The second loss hit home from left field. On the way to San Francisco for a story I got a message from my father that George Marshall had passed away.
George was a dear friend. Closer even to my brother, Adam, a member of his band, the Manoucheri trio and drummer extrordinaire for our band together, Manoucheri.
I met George when my band ran a jam session at the Howard Street Tavern in Omaha, Nebraska. The bar had a storied history, with Albert Collins and Buddy Guy having graced its stage. We got paid in beer, mostly, but we honed our playing as well. We always opened with a set of our material and this night was no different. After finishing up I felt a tap on my shoulder and turned around to see George standing there. “What can I do for you?” I asked pleasantly. George, a man of few words, simply opened his coat and showed me his t-shirt, which had the logo of the country club of my hometown. “Hey!!!,” was all I could get out.
“Your cousin Tom said you would be here and that you’d let me play.”
“Absolutely,” was my answer. “What do you want to play?”
“Hendrix. Clapton. Santana . . . just want to play.”
Play he did. My 2nd guitarist was starting a Hendrix tribute band and looked a bit skeptical. Here was an unknown guy, short – just over 5 feet – and my friend Grover shrugged figuring he’d play his best. We counted off “Them Changes” off the LP “Band of Gypsies” to start. George didn’t miss a beat or a break. He was dead-on, better than Buddy Miles on the original. We did other songs, it was like Mitch Mitchell, Keith Moon, Neil Peart and John Bonham had just arrived in one body on the stage. We selfishly tried to stay on the stage as long as we could to the consternation of the jam attendees in the crowd.
My brother would have his own tales . . . a day in the school gym playing songs from Blind Faith, Cream and Jethro Tull. The ability to play Rush with no problem was innate in him.
George was a man of few words but when he spoke it was worth it. Often funny or insightful he’d also constantly push to gig. When I left Nebraska for another job my brother and George became even closer. He’d become the drummer in the Manoucheri trio.
Just a few months after my wife Andrea passed away I came to my hometown and stayed with my folks. My brother came over and simply said “George and Orv are coming. Let’s head out to the studio.” It was a pattern repeated at every visit since. George showed up, tuned up his drum kit, and walked up, shaking my hand.
“How are you doing,” he simply asked.
“Best I can,” I told him, and it was true. It wasn’t easy and I was still a bit lost.
“You just need to play some music,” George said and sat down at his kit.
I remember that day in particular because we played so much, and I played so hard, that sweat was pouring into my eyes.
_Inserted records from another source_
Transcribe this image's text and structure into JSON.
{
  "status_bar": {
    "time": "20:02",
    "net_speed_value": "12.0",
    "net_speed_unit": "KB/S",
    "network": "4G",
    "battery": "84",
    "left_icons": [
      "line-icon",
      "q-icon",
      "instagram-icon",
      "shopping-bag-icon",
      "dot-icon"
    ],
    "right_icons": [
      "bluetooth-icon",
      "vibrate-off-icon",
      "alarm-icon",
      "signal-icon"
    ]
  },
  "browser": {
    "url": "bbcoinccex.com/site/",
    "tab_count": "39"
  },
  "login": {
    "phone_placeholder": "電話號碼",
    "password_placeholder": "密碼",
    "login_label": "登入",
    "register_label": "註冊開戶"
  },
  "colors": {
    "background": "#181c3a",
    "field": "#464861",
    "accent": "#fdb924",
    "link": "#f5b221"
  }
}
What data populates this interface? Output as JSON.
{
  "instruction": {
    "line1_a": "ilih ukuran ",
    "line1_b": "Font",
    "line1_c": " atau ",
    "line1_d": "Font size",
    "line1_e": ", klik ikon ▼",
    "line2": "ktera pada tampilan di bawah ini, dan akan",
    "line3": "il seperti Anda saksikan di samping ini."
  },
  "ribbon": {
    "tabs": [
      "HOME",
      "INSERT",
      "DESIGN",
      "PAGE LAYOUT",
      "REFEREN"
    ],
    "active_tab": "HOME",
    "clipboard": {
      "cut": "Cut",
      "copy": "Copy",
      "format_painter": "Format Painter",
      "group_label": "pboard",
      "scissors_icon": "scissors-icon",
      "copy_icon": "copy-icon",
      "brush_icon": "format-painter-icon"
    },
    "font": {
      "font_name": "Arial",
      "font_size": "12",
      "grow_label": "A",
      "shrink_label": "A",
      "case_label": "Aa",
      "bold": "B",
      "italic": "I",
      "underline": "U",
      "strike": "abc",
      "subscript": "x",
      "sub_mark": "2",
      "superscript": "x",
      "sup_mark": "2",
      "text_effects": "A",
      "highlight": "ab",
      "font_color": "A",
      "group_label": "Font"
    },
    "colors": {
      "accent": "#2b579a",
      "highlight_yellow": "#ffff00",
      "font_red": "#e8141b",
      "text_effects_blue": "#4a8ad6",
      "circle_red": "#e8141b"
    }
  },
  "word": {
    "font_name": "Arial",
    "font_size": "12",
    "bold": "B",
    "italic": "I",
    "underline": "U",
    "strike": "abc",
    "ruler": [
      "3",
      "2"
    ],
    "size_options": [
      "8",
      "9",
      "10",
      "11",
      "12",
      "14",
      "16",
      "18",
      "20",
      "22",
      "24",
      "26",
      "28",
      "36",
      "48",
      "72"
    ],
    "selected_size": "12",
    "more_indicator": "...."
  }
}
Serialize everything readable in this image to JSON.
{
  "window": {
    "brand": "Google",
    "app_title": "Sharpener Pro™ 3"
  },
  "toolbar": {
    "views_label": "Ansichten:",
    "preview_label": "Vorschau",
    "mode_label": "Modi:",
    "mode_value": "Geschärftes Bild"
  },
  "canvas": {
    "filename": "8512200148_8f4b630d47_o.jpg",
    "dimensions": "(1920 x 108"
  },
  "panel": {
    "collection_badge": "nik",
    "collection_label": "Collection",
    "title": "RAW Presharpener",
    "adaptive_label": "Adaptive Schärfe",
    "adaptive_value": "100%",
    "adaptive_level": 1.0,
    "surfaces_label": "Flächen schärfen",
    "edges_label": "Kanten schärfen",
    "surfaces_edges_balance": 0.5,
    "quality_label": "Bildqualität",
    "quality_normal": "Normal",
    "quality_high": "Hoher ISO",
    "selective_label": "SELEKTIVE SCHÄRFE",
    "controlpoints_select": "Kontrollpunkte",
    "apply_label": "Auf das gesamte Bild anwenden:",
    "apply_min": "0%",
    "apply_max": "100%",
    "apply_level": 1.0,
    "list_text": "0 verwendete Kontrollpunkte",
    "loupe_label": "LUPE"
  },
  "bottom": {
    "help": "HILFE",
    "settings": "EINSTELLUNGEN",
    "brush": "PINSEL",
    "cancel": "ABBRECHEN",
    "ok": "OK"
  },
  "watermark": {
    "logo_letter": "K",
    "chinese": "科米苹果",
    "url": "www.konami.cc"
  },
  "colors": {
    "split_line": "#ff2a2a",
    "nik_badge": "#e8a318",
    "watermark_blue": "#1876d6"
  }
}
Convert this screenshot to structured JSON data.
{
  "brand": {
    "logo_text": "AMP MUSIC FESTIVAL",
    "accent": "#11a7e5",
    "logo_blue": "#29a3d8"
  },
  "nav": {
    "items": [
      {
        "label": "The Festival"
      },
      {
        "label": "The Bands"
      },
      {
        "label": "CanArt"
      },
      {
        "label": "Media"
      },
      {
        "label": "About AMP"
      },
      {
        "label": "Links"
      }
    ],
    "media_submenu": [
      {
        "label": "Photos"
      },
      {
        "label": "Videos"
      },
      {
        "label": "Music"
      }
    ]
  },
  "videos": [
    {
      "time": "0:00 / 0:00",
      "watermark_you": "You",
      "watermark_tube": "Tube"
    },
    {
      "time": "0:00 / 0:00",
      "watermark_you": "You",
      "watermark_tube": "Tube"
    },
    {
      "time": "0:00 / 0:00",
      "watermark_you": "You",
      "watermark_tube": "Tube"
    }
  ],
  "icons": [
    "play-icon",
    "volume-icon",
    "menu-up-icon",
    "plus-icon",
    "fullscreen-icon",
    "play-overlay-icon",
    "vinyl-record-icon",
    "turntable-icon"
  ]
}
I had soaked through my shirt. “Damn, he’s just torturing that guitar,” our bassist Orv said. I had broken strings on two Stratocasters and was quickly moving through other guitars in my brother’s stash.
George didn’t stop. He just kept playing. When we finished he just said “well . . . when are we doing this again?”
My brother found George Monday night. We don’t know what happened . . . we may never know. He was young, healthy, in far better shape than I am. Today just didn’t seem real. To have lost George, who was at the house a lot, spent Thanksgiving with my family many years, had holidays, was simply part of the family, was unfathomable.
2013 has not been a banner year. We lost my grandmother, the kids lost Andrea’s father and mother . . . and now this. It’s all out of left field.
We will miss the amazing songs we didn’t get to play with George, the dreams we’ll never see. We’ll miss the melodies we created over his intense rhythms. But more we’ll miss the presence of the man who was a great friend.
Goodbye Jim. Don’t rest peacefully, George, but play on. I will try to hope when the summer storms roll through that part of the booming thunder is your hands, hitting every beat and never missing a break.